The new three man executive group still faces some significant challenges, not least of which is defining what Dow’s strategy looks like and how the shareholders are going to benefit. Under Mr. Liveris’ watch the strategy has flip flopped from a full focus on specialty to a more recent focus on exploiting commodity opportunities. For the last 18 months we have seen greater focus and consistency of message, with the announcements today clearly another good step in the right direction, but we still struggle to see how a large specialty and a large commodity portfolio can be run effectively under one roof. Dow is not the only company struggling with this issue and it best displays itself in an inflated cost position in the commodity segment.

In our view, Dow is quite well positioned today, perhaps better positioned than DuPont, despite DuPont’s more attractive valuation (based on historical norms). However, a new generation of leadership still has to address some major issues:

  • What to do with Ag – on the strategy agenda outlined today. As we have discussed on many occasions, we think that Dow shareholders are likely to be winners in any broad Ag consolidation as the company is more likely to be a seller or participate in a value enhancing JV. Dow has a good Ag business and it is undervalued within the broader Dow portfolio.
  • What to do about costs.
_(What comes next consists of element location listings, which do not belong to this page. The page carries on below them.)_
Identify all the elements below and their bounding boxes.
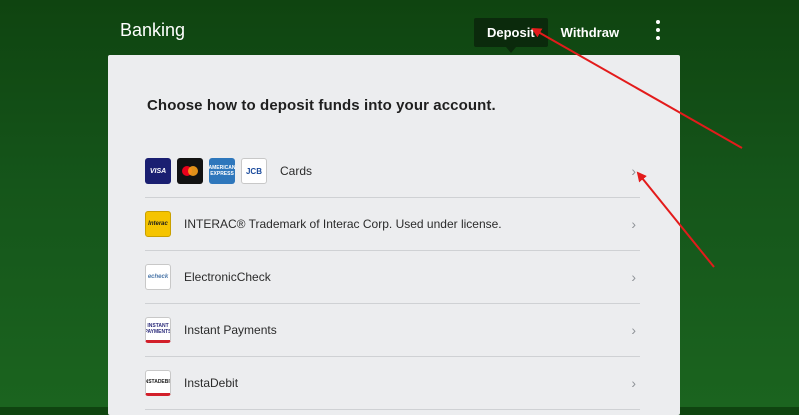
page-title: Banking [120,20,186,40]
top-bar: Banking Deposit Withdraw [0,0,799,60]
visa-logo: VISA [145,158,171,184]
payment-method-instant-payments[interactable]: INSTANT PAYMENTS Instant Payments › [145,304,640,357]
chevron-right-icon: › [631,375,636,391]
deposit-panel: Choose how to deposit funds into your ac… [108,55,680,415]
card-logos: VISA AMERICAN EXPRESS JCB [145,158,267,184]
menu-dot [656,36,660,40]
payment-method-label: ElectronicCheck [184,270,271,284]
instant-payments-logo: INSTANT PAYMENTS [145,317,171,343]
echeck-logo: echeck [145,264,171,290]
payment-method-cards[interactable]: VISA AMERICAN EXPRESS JCB Cards › [145,145,640,198]
payment-method-instadebit[interactable]: INSTADEBIT InstaDebit › [145,357,640,410]
menu-dot [656,28,660,32]
tab-deposit[interactable]: Deposit [474,18,548,53]
chevron-right-icon: › [631,269,636,285]
tab-bar: Deposit Withdraw [474,18,632,53]
payment-method-label: Cards [280,164,313,178]
instadebit-logo: INSTADEBIT [145,370,171,396]
chevron-right-icon: › [631,322,636,338]
interac-logo: Interac [145,211,171,237]
amex-logo: AMERICAN EXPRESS [209,158,235,184]
payment-method-interac[interactable]: Interac INTERAC® Trademark of Interac Co… [145,198,640,251]
panel-heading: Choose how to deposit funds into your ac… [147,97,496,114]
more-vertical-icon[interactable] [650,20,666,40]
tab-withdraw[interactable]: Withdraw [548,18,632,47]
jcb-logo: JCB [241,158,267,184]
chevron-right-icon: › [631,163,636,179]
chevron-right-icon: › [631,216,636,232]
mastercard-logo [177,158,203,184]
payment-method-list: VISA AMERICAN EXPRESS JCB Cards › Intera… [145,145,640,410]
menu-dot [656,20,660,24]
payment-method-label: InstaDebit [184,376,239,390]
payment-method-electronic-check[interactable]: echeck ElectronicCheck › [145,251,640,304]
payment-method-label: Instant Payments [184,323,277,337]
payment-method-label: INTERAC® Trademark of Interac Corp. Used… [184,217,502,231]
mastercard-orange-circle [188,166,198,176]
The company remains very people heavy and like DuPont can unlock value though a more aggressive approach to cost reduction. Some of this could happen through an Ag venture which addressed R&D spend, but there is likely an additional layer of costs to work through.
  • What is the plan? Commodity or specialty – can you run both well and with the right cost focus.

Those who know Dow well and anyone who went through the chlorine divestment due diligence process appear to agree on one thing – Dow is top of the class from an asset quality, operational and maintenance perspective. In the commodity space Dow has better quality assets than Lyondell, better scale and integration than Lyondell and, at the margin, better products. Yet Lyondell leaves Dow in the dust in terms of operating margin, free cash flow and return on capital. Some of the benefit is the result of the LYB bankruptcy and the streamlining of Lyondell’s capital base, but most is the LYB focus on being the lowest full cost producer (as opposed to lowest variable cost producer – which Dow can almost claim, behind Exxon).

Dow’s underperformance and value destruction over the last decade (first chart below) rests in part on not keeping up on the cost side – something management can address – but also rests on some very poor, or poorly timed strategic decisions, such as the acquisition of Rohm and Haas. These poor decisions have, in our view come from excessive optimism – second chart.

The investments in Saudi and the US Gulf, as well as the restructuring in Kuwait should add meaningfully to cash flows and the team can win by focusing on what Dow has today and operating the business as efficiently as possible.

Aside from Ag, but related, there is one strategic move that makes sense to us and that is a broad combination with DuPont. This would create a world class Ag business, a world class polymers business, commodity and specialty, and a world class specialty chemical company. More value would likely then be created by splitting into three, but this would be a bold and likely very value added move.